Chômage: plus de 10 000 morts chaque année. Une « fatigue de la compassion » tend à s’installer

Bonjour

Le chômage de masse installé dans le temps est une plaie. C’est aussi, comme chacun peut le mesurer, un sujet éminemment politique. C’est aussi un sujet dont le politique, impuissant, ne veut généralement pas mesurer l’impact en termes de santé publique. Le chômage frappe, en France, 10,6 % de la population active – 5,4 millions de personnes alternent chômage et emploi précaire. Que faire ? Les gauches s’entre-déchirent. Les droites prospèrent.

Fatigues

Institution très largement décriée pour son inutilité le Conseil économique social et environnemental (CESE) vient, sur ce thème, de faire œuvre utile. Trente-cinq ans, jour pour jour, après l’accession de la gauche au pouvoir (sous la Vème République) il s’est penché sur ce traumatisme : « Séance du 10 mai 2016 : L’impact du chômage sur les personnes et leur entourage ».

« Le chômage a un impact social majeur. Il augmente le risque de séparation et d’isolement social, il impacte l’avenir scolaire des enfants (Insee, 2004), il retarde la venue d’un premier enfant (INED, 2011). Non seulement ces conséquences sont ignorées mais « une certaine fatigue de la compassion » s’exprime. Ainsi, 60 % des personnes interrogées estiment que les chômeurs pourraient trouver un emploi s’ils le voulaient vraiment (…). Pourtant, notre pays voit arriver chaque année 150 000 actifs s de plus sur le marché du travail sans que notre pays puisse créer un nombre suffisant d’emplois. »

Traumatisme et précarité

Pour le CESE entre 10 000 et 14 000 morts prématurées sont, chaque année, imputables au chômage du fait de l’augmentation de l’incidence de certaines pathologies, maladies cardiovasculaires et cancers notamment. Il multiplie le risque d’épisode dépressif. Une progression de 10 % du taux de chômage se traduit par une augmentation de 1,5 % du taux de suicide.  Au traumatisme de la perte d’emploi s’ajoute la précarité financière. Les indemnisations jouent certes un rôle d’amortisseur de la baisse des revenus mais 40 % des chômeurs ne les perçoivent pas, ou mal, et la moitié d’entre eux touchent moins de 500 euros par mois (chiffres 2014).  Et le « non-recours » à leurs droits aux prestations sociales n’est pas rare chez les personnes les plus défavorisées.
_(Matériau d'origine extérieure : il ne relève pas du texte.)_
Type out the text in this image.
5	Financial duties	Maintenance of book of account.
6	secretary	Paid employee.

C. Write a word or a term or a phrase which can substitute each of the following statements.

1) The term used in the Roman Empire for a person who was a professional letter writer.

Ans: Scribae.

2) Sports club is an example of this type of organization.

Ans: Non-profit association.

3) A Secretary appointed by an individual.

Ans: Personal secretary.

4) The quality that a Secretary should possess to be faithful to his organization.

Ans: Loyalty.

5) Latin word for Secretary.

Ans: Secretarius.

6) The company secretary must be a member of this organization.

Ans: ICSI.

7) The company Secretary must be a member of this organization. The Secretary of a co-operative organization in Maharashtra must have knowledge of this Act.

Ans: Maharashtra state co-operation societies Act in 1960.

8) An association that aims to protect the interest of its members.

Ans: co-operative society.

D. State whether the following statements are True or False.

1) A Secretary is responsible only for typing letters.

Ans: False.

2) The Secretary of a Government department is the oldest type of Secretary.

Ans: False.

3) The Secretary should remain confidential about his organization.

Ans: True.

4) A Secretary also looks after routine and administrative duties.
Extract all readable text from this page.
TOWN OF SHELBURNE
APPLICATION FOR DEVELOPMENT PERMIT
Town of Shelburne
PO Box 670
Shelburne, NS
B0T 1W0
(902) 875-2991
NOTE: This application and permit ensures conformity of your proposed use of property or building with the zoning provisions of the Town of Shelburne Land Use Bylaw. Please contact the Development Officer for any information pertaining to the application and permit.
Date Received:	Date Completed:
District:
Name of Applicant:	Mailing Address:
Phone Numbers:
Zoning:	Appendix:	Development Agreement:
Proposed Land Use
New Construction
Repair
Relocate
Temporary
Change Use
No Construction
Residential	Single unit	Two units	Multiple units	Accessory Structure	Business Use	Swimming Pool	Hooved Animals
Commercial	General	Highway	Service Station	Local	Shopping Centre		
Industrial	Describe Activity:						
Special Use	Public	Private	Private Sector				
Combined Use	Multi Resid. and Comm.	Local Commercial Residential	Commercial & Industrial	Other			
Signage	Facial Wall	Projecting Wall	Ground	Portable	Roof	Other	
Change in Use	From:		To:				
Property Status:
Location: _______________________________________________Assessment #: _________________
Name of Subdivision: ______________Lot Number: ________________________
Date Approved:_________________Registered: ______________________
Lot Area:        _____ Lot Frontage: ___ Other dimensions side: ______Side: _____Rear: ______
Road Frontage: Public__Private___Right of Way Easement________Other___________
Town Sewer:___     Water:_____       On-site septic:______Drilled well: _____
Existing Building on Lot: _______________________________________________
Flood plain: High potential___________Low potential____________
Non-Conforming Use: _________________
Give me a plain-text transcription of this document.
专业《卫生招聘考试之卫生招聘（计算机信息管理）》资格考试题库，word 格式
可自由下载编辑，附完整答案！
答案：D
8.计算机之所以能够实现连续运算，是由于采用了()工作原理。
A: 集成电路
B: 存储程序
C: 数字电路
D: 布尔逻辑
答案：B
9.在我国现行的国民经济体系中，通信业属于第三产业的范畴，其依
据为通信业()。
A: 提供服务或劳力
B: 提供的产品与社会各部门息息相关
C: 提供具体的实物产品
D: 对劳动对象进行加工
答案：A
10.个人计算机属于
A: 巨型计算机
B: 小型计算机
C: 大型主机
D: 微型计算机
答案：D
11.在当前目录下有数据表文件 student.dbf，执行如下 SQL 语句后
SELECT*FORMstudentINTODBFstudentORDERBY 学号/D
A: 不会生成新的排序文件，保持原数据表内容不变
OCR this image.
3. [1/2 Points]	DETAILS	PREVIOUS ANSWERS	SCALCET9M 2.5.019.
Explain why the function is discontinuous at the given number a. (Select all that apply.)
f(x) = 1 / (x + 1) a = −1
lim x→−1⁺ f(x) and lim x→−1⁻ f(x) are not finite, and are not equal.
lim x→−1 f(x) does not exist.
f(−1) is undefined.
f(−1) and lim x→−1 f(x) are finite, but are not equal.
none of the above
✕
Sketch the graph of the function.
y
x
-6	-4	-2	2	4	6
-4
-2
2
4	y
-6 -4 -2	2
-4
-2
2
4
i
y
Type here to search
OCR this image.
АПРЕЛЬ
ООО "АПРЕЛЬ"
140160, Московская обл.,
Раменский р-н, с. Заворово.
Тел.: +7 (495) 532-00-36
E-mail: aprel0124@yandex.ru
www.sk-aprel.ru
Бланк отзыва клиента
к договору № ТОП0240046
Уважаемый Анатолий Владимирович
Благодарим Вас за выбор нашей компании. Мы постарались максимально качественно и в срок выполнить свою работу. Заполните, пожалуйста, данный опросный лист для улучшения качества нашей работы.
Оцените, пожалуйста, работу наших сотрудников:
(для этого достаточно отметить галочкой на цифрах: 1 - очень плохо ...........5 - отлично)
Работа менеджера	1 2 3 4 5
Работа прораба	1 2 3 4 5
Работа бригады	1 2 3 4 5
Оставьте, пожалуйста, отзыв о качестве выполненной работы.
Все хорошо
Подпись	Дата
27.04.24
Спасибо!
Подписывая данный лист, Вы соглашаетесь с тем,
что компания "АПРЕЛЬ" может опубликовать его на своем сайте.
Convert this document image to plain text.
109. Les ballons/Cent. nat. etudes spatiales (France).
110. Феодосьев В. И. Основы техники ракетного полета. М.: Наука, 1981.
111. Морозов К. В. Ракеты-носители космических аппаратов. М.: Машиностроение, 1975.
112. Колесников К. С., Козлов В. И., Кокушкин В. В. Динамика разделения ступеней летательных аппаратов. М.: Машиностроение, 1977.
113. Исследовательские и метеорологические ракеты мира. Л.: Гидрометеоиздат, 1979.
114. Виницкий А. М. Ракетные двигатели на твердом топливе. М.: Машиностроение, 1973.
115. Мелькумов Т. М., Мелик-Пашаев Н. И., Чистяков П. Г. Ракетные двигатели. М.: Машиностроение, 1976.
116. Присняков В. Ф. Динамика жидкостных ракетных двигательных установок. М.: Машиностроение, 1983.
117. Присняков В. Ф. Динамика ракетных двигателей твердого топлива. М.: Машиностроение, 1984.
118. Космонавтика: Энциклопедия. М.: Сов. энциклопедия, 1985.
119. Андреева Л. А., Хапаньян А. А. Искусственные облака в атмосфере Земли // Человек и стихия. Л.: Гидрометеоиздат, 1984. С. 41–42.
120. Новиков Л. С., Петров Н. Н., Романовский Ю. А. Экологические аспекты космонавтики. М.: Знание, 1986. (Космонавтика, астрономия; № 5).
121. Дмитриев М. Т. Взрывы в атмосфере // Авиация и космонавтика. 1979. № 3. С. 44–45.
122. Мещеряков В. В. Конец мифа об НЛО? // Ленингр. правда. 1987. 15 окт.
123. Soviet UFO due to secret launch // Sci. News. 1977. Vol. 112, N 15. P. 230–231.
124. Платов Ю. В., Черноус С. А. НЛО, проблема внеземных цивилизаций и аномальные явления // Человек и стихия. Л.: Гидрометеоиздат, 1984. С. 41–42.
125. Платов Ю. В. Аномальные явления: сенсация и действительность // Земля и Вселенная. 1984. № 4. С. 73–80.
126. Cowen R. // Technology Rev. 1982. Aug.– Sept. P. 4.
Le CESE propose, entre autres mesures, la réalisation d’un bilan médical dès le premier entretien avec le conseiller Pôle emploi. Il recommande que soient diligentées des études épidémiologiques ciblées sur la population des chômeurs pour mieux cerner les facteurs de risque et l’instauration de dispositifs d’écoute offrant aux personnes inscrites à Pôle emploi la possibilité d’accéder à un soutien psychologique. Il insiste sur la nécessité de renforcer le caractère global de l’accompagnement des personnes en situation de chômage. Comment ne pas voir que la « vie de famille » est l’une des « victimes collatérales » du chômage ?

Combien de suicides ?

Le CESE ne dit rien sur la lutte à mener contre la « fatigue de la compassion » qui commence à s’installer. Depuis quand ? Comment ? Pourquoi ? A qui profite-t-elle ?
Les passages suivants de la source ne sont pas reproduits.